Guest More than 1 year ago
It was very interesting to learn how far back these lawsuite went to try and get equality and equity for Black people. How sad that we just celebrated the 50th anniversary of the Brown vs. Board decision and yet there is more segregation in the schools than ever. Children need equal education and that means putting more money and resources into the 'have-nots' and sharing more of what is offered to the more affluent schools. This book tells the chilling examples of how we have let our children down.
Guest More than 1 year ago
This book is about a topic that has always interested me. I think that the segregation in schools over the past two centuries has caused a lot of undue pain. I only knew of a few major court cases before I read Jim Crow's Children.
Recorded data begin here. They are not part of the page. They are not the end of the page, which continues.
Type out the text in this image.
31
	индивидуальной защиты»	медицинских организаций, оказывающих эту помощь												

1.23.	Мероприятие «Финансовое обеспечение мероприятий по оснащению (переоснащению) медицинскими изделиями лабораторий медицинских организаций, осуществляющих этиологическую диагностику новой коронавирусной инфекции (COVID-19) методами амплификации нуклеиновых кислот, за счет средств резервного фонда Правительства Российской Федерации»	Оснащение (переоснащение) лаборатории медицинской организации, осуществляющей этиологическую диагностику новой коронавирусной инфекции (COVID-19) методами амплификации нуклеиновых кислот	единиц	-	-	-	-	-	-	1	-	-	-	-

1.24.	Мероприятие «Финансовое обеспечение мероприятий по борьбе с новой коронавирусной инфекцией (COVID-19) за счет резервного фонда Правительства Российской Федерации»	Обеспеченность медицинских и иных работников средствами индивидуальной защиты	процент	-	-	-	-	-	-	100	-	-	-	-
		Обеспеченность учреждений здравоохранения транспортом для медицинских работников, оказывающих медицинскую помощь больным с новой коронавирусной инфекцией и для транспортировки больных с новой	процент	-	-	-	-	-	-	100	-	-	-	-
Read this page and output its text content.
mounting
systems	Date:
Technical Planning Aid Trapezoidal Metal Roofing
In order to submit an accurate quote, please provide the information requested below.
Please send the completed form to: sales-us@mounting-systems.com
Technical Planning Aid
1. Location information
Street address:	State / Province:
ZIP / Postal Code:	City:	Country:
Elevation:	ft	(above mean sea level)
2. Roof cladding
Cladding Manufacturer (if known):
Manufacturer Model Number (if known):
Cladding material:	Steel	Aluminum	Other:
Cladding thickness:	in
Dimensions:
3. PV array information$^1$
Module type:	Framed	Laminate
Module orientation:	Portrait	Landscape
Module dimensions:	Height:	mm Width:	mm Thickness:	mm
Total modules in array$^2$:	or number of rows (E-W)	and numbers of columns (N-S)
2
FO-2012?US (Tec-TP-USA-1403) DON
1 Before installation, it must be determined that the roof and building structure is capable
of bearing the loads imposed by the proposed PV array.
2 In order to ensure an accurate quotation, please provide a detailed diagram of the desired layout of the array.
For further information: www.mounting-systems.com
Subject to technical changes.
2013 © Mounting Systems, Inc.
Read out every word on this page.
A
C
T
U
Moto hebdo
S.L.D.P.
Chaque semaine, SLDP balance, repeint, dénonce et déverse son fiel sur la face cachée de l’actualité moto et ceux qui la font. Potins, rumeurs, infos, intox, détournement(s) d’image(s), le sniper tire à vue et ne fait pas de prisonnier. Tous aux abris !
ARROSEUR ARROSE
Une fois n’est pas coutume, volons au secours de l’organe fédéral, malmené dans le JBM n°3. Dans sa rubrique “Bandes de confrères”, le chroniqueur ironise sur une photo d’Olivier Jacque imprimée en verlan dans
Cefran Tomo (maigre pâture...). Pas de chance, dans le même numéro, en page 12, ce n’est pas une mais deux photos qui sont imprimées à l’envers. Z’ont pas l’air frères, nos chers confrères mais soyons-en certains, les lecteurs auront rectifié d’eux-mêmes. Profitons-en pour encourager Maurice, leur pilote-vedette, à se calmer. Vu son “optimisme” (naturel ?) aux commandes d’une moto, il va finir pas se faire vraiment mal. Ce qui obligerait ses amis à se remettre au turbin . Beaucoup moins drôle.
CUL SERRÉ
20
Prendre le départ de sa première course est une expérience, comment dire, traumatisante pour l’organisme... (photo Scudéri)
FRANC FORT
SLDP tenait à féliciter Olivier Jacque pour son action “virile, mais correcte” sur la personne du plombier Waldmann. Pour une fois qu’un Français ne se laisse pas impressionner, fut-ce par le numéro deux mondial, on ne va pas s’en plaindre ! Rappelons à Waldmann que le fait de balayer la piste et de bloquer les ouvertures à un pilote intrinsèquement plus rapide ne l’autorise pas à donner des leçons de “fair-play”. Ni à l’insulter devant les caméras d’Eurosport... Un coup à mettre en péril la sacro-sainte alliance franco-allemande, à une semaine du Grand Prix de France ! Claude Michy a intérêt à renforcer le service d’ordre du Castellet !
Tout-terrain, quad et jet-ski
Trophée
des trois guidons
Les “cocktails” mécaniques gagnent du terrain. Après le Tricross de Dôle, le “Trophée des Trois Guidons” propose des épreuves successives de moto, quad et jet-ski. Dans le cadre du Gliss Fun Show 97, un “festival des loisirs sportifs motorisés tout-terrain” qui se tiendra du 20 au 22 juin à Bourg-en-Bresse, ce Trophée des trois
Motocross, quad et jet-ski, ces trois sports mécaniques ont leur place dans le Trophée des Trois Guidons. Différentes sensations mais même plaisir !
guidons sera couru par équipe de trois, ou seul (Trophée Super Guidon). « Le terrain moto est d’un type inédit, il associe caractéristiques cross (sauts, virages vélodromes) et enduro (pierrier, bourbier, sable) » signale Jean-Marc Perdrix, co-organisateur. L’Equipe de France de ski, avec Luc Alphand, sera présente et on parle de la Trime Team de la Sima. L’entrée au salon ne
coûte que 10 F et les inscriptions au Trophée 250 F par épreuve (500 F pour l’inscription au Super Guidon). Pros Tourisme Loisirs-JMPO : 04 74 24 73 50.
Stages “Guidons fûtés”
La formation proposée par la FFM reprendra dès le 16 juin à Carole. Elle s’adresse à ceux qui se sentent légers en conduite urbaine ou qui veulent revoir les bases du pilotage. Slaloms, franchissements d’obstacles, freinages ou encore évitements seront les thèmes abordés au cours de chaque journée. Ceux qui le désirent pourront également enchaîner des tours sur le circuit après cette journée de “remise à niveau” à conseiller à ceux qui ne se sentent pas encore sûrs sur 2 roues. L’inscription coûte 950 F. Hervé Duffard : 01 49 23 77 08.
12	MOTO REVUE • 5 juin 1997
Plessy v. Ferguson and Brown v. Board were the only two that I had been taught. Knowing only very little, I thought that those were the only to cases about segregation in schools and that it ended quickly. Peter Irons did an a great job in describing and correctly documenting cases over two hundred years. Starting with Roberts v. City of Boston, he meticoulsy worked his way through the major cases. His book inculded Yick Wo v. Hopkins, Sweatt v. Painter and Missouri v. Jenkins. This book shows how well Irons can take complicated cases and hundreds of years to make a great book. The only negatative thing I would have to say about Jim Crow's Children would be the verbage. I know that it is not easy to take cases and make them understandable to the general public. But Iron's wrote like a lawyer. There were long, drawn out paragraphs and the cases meshed together. All in all, I enjoyed reading this book. I think the book deserved the Silver Gavel Award given by the American Bar Association. I would caution light readers that this book takes time and you may need to go back and re-read chapters to fully understand.